A turma que se desenvolveu
Certamente os mais famosos e bem-sucedidos personagens multimídia do Brasil, a Turma da Mônica, de Mauricio de Sousa, não passou incólume ao longo das mais de cinco décadas de existência. Além de terem enfrentado uma evolução gradativa de design, Mônica, Cebolinha, Cascão, Magali e outros foram reimaginados para o público adolescente, em 2008, numa nova linha de HQs, Turma da Mônica jovem, no formato mangá (HQ japonês).
Trazer a famosa turma alguns anos mais velha e encarar dilemas da adolescência e situações fantásticas, bem ao estilo dos quadrinhos japoneses. A aposta deu tão certo que a revista vende centenas de milhares de edições mensalmente: o número de estreia, por exemplo, superou as 405 mil edições comercializadas. Na esteira do sucesso da Turma da Mônica jovem, a Luluzinha teve também uma versão adolescente: Luluzinha teen, que, apesar de relativo sucesso editorial, não manteve boas vendas e foi cancelada na 65ª edição, após ser publicada entre 2009 e 2015.

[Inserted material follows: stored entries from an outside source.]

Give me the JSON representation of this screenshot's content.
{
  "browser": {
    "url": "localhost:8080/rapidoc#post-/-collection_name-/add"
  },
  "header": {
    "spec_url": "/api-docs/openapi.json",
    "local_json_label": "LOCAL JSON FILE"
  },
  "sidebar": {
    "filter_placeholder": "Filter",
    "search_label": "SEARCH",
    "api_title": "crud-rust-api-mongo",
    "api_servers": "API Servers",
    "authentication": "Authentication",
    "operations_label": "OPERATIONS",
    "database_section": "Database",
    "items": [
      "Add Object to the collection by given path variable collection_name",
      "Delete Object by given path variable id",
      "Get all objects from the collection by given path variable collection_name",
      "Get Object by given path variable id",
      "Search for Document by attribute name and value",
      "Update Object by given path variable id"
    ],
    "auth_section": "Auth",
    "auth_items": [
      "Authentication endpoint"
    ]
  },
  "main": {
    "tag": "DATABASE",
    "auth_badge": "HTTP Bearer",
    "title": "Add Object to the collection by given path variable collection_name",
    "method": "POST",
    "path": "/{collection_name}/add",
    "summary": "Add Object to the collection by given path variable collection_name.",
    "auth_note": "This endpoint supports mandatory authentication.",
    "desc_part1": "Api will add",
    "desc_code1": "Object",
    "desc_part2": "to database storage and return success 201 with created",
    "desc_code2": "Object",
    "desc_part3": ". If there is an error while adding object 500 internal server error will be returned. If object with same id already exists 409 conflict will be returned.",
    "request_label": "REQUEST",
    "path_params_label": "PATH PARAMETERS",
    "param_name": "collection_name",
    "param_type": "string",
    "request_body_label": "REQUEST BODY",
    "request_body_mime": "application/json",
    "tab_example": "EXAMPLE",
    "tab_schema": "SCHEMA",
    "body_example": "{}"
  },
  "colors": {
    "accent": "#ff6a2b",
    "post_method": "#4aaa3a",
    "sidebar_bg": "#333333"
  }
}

Ao contrário da Turma da Mônica jovem, que ganhou recentemente a companhia de mais uma série mensal, Chico Bento Moço, as Graphic MSP têm periodicidade trimestral, e cada edição traz uma história completa, focada num determinado personagem. A primeira a inaugurar a linha foi Astronauta, por Danilo Beyruth, quadrinista independente ganhador do Troféu HQ Mix 2010 em três categorias (Melhor Desenhista Nacional, Melhor Roteirista Nacional e Melhor Edição Especial Nacional) por sua HQ Bando de Dois.
“As graphics foram concebidas para pegar um público mais velho”, explica Sidney Gusman. Mas o editor explica que, como se tratam de personagens populares sobretudo entre o público infantil, “em algum momento uma criança pode pegar a HQ” e, por isso, elas não trazem nenhum tipo de conteúdo explícito. “Até porque temos a preocupação de manter a essência dos personagens e os elementos primordiais das histórias originais”, diz.
Segundo Gusman, a iniciativa trouxe de volta o público que estava afastado não só da Turma da Mônica, mas das HQs. “Aconteceu de muita gente comentar que, depois das graphics, voltou a ler quadrinhos”, diz. Já foram publicadas 11 edições - a mais recente é Papa-Capim, lançada em abril. De acordo com Gusman, a série tem edições programadas até 2019.